Patient information centre at Wrightington Hospital

Our first agenda was a short tour of the hospital and we were shown the Patient Information Center which seems interesting because it explains to the patient in detail of the problems and steps taken in dealing with an osteoarthritic hip/knee from admission to operation and ending up with steps taken on discharge from the ward. The concept of this center with pictures, show of implants and short video clips seems to be a very god way to explain to prospective patients in a simplistic manner. We then had a short tour of the Charnley Musuem and it was quite impressive to see the evolution of the implants used for the total hips and kness here. Also within this museum, we can some research projects done by Prof. Charnley in improving the implants that he has produced. The Musuem although seems to be in disarray however holds much valuable information on the evolution of the Charnley prosthesis that is being used today by most surgeons. We then had the opportunity to hear a lecture on some research projects that has been done by the Wrightington hospital by a senior professor and later adjourned for lunch.

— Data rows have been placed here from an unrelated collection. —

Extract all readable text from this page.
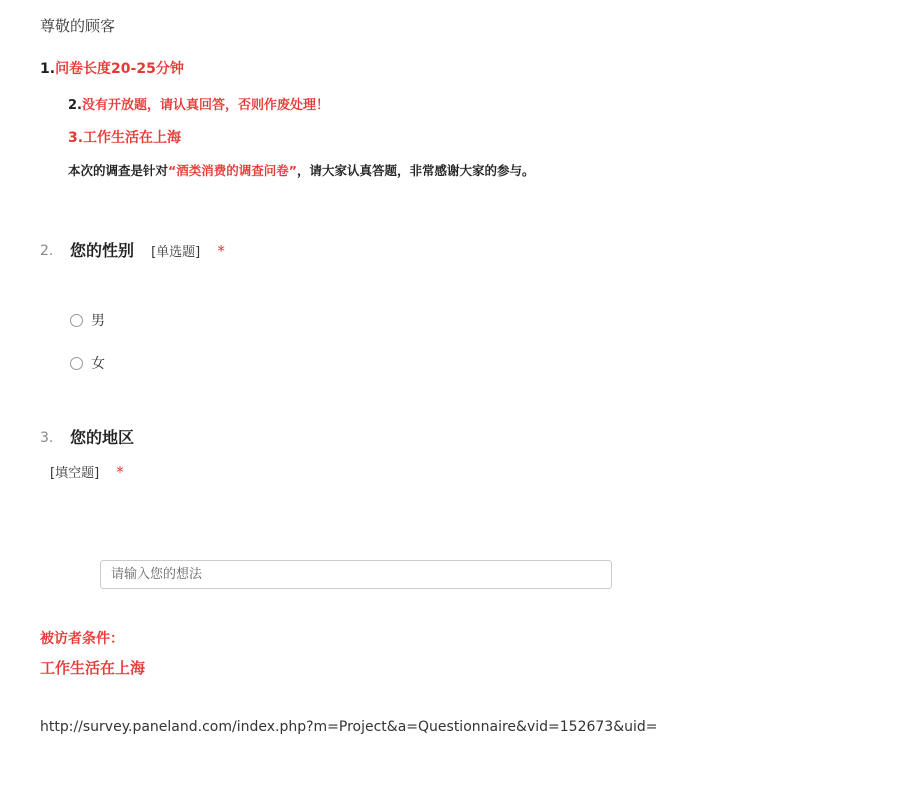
尊敬的顾客
1.问卷长度20-25分钟
2.没有开放题，请认真回答，否则作废处理！
3.工作生活在上海
本次的调查是针对“酒类消费的调查问卷”，请大家认真答题，非常感谢大家的参与。
2. 您的性别 [单选题] *
男
女
3. 您的地区
[填空题] *
请输入您的想法
被访者条件：
工作生活在上海
http://survey.paneland.com/index.php?m=Project&a=Questionnaire&vid=152673&uid=
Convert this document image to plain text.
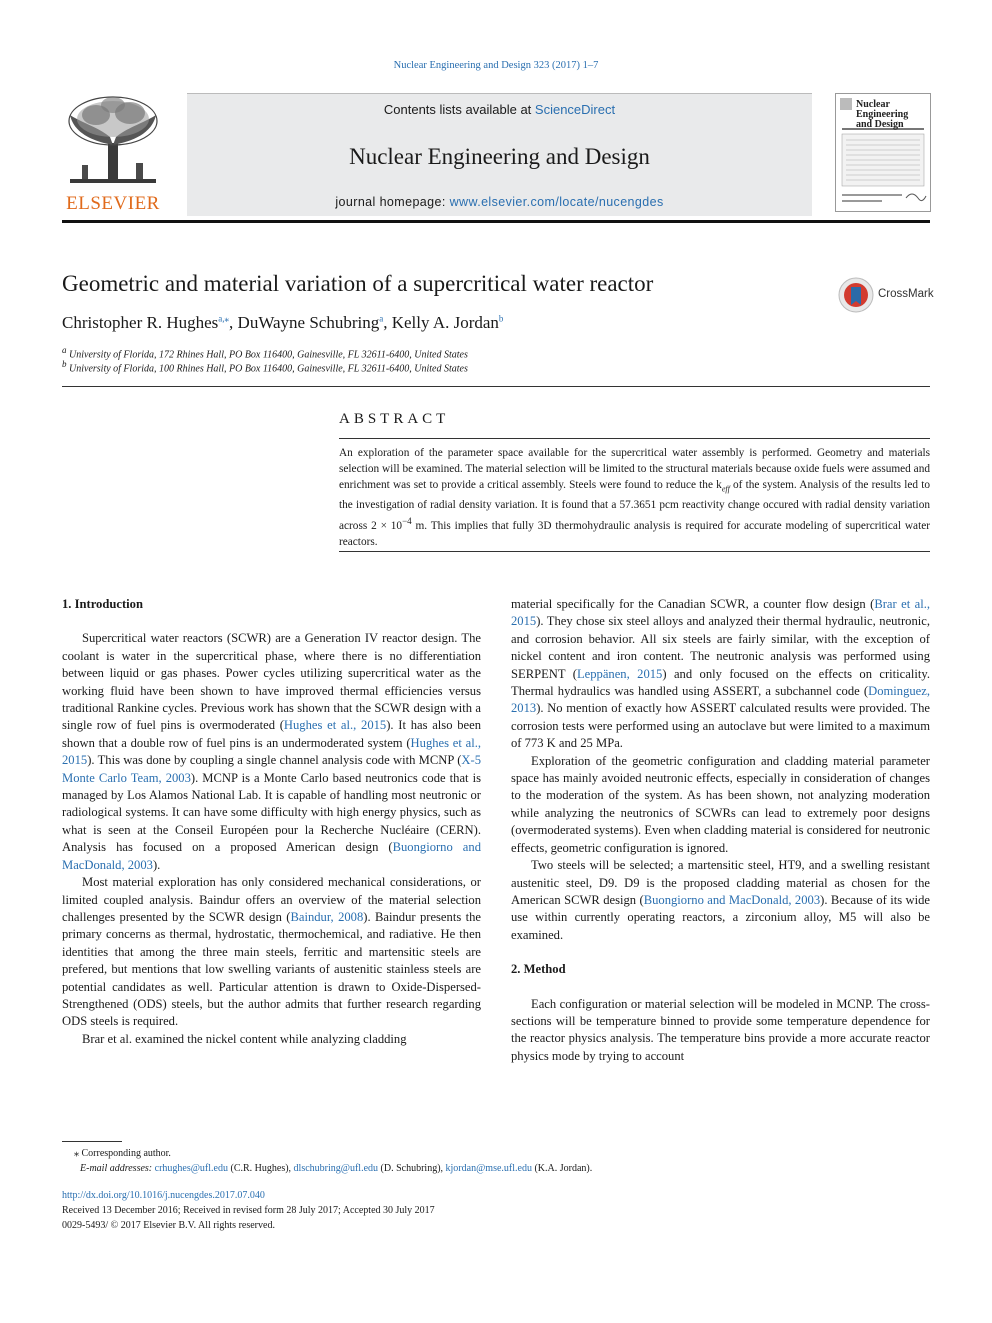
Nuclear Engineering and Design 323 (2017) 1–7
ELSEVIER
Contents lists available at ScienceDirect
Nuclear Engineering and Design
journal homepage: www.elsevier.com/locate/nucengdes
Nuclear Engineering
and Design
Geometric and material variation of a supercritical water reactor	CrossMark
Christopher R. Hughes$^{a,⁎}$, DuWayne Schubring$^a$, Kelly A. Jordan$^b$
$^a$ University of Florida, 172 Rhines Hall, PO Box 116400, Gainesville, FL 32611-6400, United States
$^b$ University of Florida, 100 Rhines Hall, PO Box 116400, Gainesville, FL 32611-6400, United States
ABSTRACT
An exploration of the parameter space available for the supercritical water assembly is performed. Geometry and materials selection will be examined. The material selection will be limited to the structural materials because oxide fuels were assumed and enrichment was set to provide a critical assembly. Steels were found to reduce the $k_{eff}$ of the system. Analysis of the results led to the investigation of radial density variation. It is found that a 57.3651 pcm reactivity change occured with radial density variation across $2 \times 10^{-4}$ m. This implies that fully 3D thermohydraulic analysis is required for accurate modeling of supercritical water reactors.

1. Introduction

Supercritical water reactors (SCWR) are a Generation IV reactor design. The coolant is water in the supercritical phase, where there is no differentiation between liquid or gas phases. Power cycles utilizing supercritical water as the working fluid have been shown to have improved thermal efficiencies versus traditional Rankine cycles. Previous work has shown that the SCWR design with a single row of fuel pins is overmoderated (Hughes et al., 2015). It has also been shown that a double row of fuel pins is an undermoderated system (Hughes et al., 2015). This was done by coupling a single channel analysis code with MCNP (X-5 Monte Carlo Team, 2003). MCNP is a Monte Carlo based neutronics code that is managed by Los Alamos National Lab. It is capable of handling most neutronic or radiological systems. It can have some difficulty with high energy physics, such as what is seen at the Conseil Européen pour la Recherche Nucléaire (CERN). Analysis has focused on a proposed American design (Buongiorno and MacDonald, 2003).

Most material exploration has only considered mechanical considerations, or limited coupled analysis. Baindur offers an overview of the material selection challenges presented by the SCWR design (Baindur, 2008). Baindur presents the primary concerns as thermal, hydrostatic, thermochemical, and radiative. He then identities that among the three main steels, ferritic and martensitic steels are prefered, but mentions that low swelling variants of austenitic stainless steels are potential candidates as well. Particular attention is drawn to Oxide-Dispersed-Strengthened (ODS) steels, but the author admits that further research regarding ODS steels is required.

Brar et al. examined the nickel content while analyzing cladding

material specifically for the Canadian SCWR, a counter flow design (Brar et al., 2015). They chose six steel alloys and analyzed their thermal hydraulic, neutronic, and corrosion behavior. All six steels are fairly similar, with the exception of nickel content and iron content. The neutronic analysis was performed using SERPENT (Leppänen, 2015) and only focused on the effects on criticality. Thermal hydraulics was handled using ASSERT, a subchannel code (Dominguez, 2013). No mention of exactly how ASSERT calculated results were provided. The corrosion tests were performed using an autoclave but were limited to a maximum of 773 K and 25 MPa.

Exploration of the geometric configuration and cladding material parameter space has mainly avoided neutronic effects, especially in consideration of changes to the moderation of the system. As has been shown, not analyzing moderation while analyzing the neutronics of SCWRs can lead to extremely poor designs (overmoderated systems). Even when cladding material is considered for neutronic effects, geometric configuration is ignored.

Two steels will be selected; a martensitic steel, HT9, and a swelling resistant austenitic steel, D9. D9 is the proposed cladding material as chosen for the American SCWR design (Buongiorno and MacDonald, 2003). Because of its wide use within currently operating reactors, a zirconium alloy, M5 will also be examined.

2. Method

Each configuration or material selection will be modeled in MCNP. The cross-sections will be temperature binned to provide some temperature dependence for the reactor physics analysis. The temperature bins provide a more accurate reactor physics mode by trying to account

⁎ Corresponding author.
E-mail addresses: crhughes@ufl.edu (C.R. Hughes), dlschubring@ufl.edu (D. Schubring), kjordan@mse.ufl.edu (K.A. Jordan).
http://dx.doi.org/10.1016/j.nucengdes.2017.07.040
Received 13 December 2016; Received in revised form 28 July 2017; Accepted 30 July 2017
0029-5493/ © 2017 Elsevier B.V. All rights reserved.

In the afternoon, we were broken up into three groups and had the opportunity to observe some elective operations in the areas of arthroplasty and hand surgery. At about 1700 H, we all met up at the Wrightington Hall where three of us had to present their work to the hospital consultants and registrars. After the presentations, we were then entertained to a sumptuous English style dinner at a restaurant nearby and a good night rest after that. On the next morning, we again were broken up into small groups and observed again the cases being operated electively and for the group at the Hand surgery section, they had the opportunity to meet up with Prof. John Stanley and see him do some interesting cases. We only had time till the afternoon at about 1200 h and although most of us still wanted to stay on for the interesting cases, we had to move on to Manchester which is a two hour drive from Wrightington to attend the Precongress of the Annual British Orthopaedic Association Annual Congress 2007.

Overall this trip was a good experience for most of us since this was a first hand overview of the orthopaedic services rendered in a established and well known centers. Despite the fact that there are some similarities in the management of the cases, how each patient is approached in treatment especially the Patient Information center at Wrightington Hospital is unique and very practical for the patients going for hip or knee replacements. Also we noted that the consultants have good records and a decent registry of their patients for research and long term results as can be seen at the Sheffield Children’s Hospital for the reconstructive cases and in Wrightington Hospital of the arthroplasty cases. The information from these records can easily be recovered by the attending surgeons for research purposes.

Also in almost all these hospitals, research has an important place in all the units and emphasis and funding is provided to ensure that this is an ongoing thing. At centers like Royal National Orthopaedic Hospital at Stanmore, they have a bioengineering department which makes custom made prosthesis available at a short notice for the surgeons concerned.

From left: Dr. Ludwig Andre Pontoh (Indonesia) Dr. Fong Sheeyan (Singapore) Dr. David L. Alagar (Philippines) Dr. Nguyen Viet Tien (Vietnam) Dr. Kachain Namsirikul (Thailand) Dr. Kamil Mohd Kasim (Malaysia)

We feel that this fellowship is a good way of learning the good practices available at United Kingdom while also exposing the medical practitioners there of the work that is being done down here in the ASEAN countries.